On appelle ainsi l'électricité produite à partir de sources renouvelables et respectueuses de l'environnement: le soleil (capteurs "photovoltaïques"), le vent (éoliennes), le biogaz obtenu par la fermentation de déchets agricoles et qui fait tourner un moteur-générateur d'électricité, etc.

L'électricité tirée de la force de l'eau (60% de la production suisse) a l'avantage d'être renouvelable.

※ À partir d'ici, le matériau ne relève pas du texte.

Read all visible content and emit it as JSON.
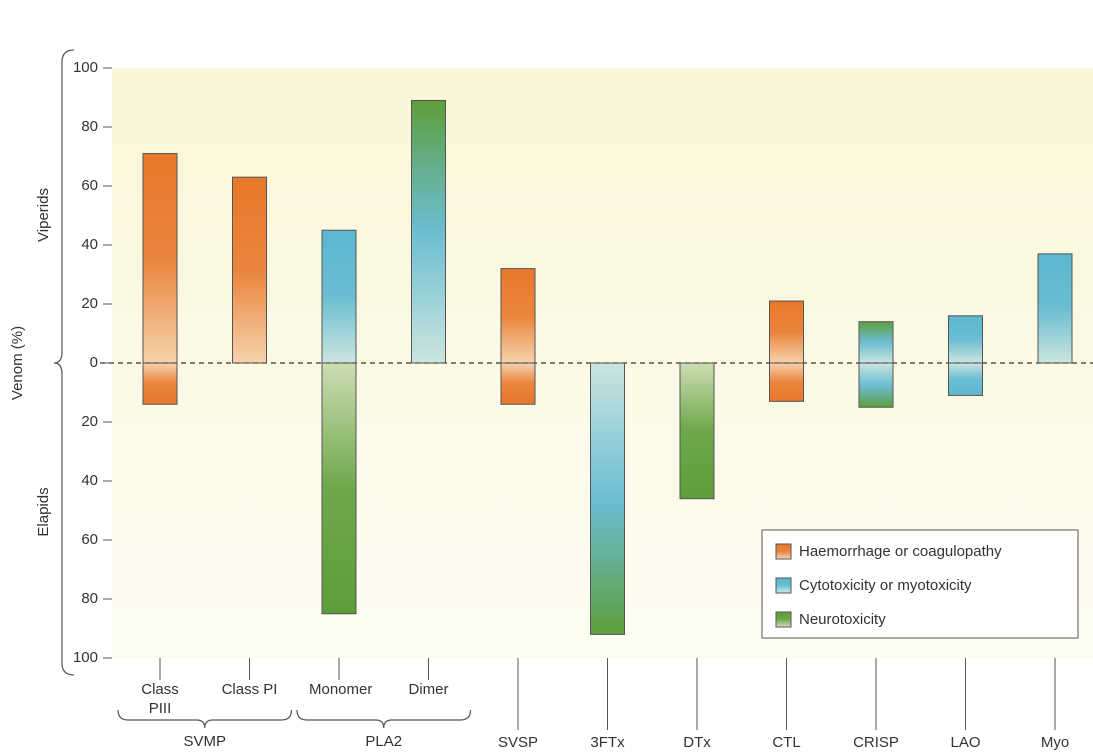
{
  "chart_data": {
    "type": "diverging-bar",
    "y_title": "Venom (%)",
    "upper_label": "Viperids",
    "lower_label": "Elapids",
    "categories": [
      "Class PIII",
      "Class PI",
      "Monomer",
      "Dimer",
      "SVSP",
      "3FTx",
      "DTx",
      "CTL",
      "CRISP",
      "LAO",
      "Myo"
    ],
    "groups": [
      {
        "name": "SVMP",
        "span": [
          0,
          1
        ]
      },
      {
        "name": "PLA2",
        "span": [
          2,
          3
        ]
      }
    ],
    "series": [
      {
        "name": "Viperids",
        "values": [
          71,
          63,
          45,
          89,
          32,
          null,
          null,
          21,
          14,
          16,
          37
        ],
        "colors": [
          "#e8782a",
          "#e8782a",
          "#5bb7d0",
          [
            "#5bb7d0",
            "#5e9e3a"
          ],
          "#e8782a",
          null,
          null,
          "#e8782a",
          [
            "#5bb7d0",
            "#5e9e3a"
          ],
          "#5bb7d0",
          "#5bb7d0"
        ]
      },
      {
        "name": "Elapids",
        "values": [
          -14,
          null,
          -85,
          null,
          -14,
          -92,
          -46,
          -13,
          -15,
          -11,
          null
        ],
        "colors": [
          "#e8782a",
          null,
          "#5e9e3a",
          null,
          "#e8782a",
          [
            "#5bb7d0",
            "#5e9e3a"
          ],
          "#5e9e3a",
          "#e8782a",
          [
            "#5bb7d0",
            "#5e9e3a"
          ],
          "#5bb7d0",
          null
        ]
      }
    ],
    "legend": [
      {
        "name": "Haemorrhage or coagulopathy",
        "color": "#e8782a"
      },
      {
        "name": "Cytotoxicity or myotoxicity",
        "color": "#5bb7d0"
      },
      {
        "name": "Neurotoxicity",
        "color": "#5e9e3a"
      }
    ],
    "ylim": [
      -100,
      100
    ],
    "yticks": [
      100,
      80,
      60,
      40,
      20,
      0,
      {
        "value": -20,
        "label": "20"
      },
      {
        "value": -40,
        "label": "40"
      },
      {
        "value": -60,
        "label": "60"
      },
      {
        "value": -80,
        "label": "80"
      },
      {
        "value": -100,
        "label": "100"
      }
    ]
  }
}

Mais pour bénéficier de l'appellation courant vert, les barrages et les centrales hydrauliques doivent limiter leurs impacts négatifs sur la nature, par l'utilisation de matériaux peu polluants, par l'installation d'échelles à poissons et de passages pour la faune, et surtout par la garantie d'un "débit minimal" dans les rivières – afin d'empêcher qu'elles s'assèchent.

Le courant vert est plus cher à produire, et la logique économique favorise peu son développement. Cependant, dans plusieurs régions de Suisse, plus de 300'000 ménages ont déjà choisi de payer leur électricité un peu plus cher, afin de subventionner les installations qui en produisent.

Celui qui souscrit à un contrat d'approvisionnement contenant – exclusivement ou en partie – du courant vert n'en aura pas forcément à la sortie de ses prises électriques en proportion de son achat: le courant vert est incorporé dans le réseau et profite également à ceux qui n'ont pas souscrit à un tel abonnement.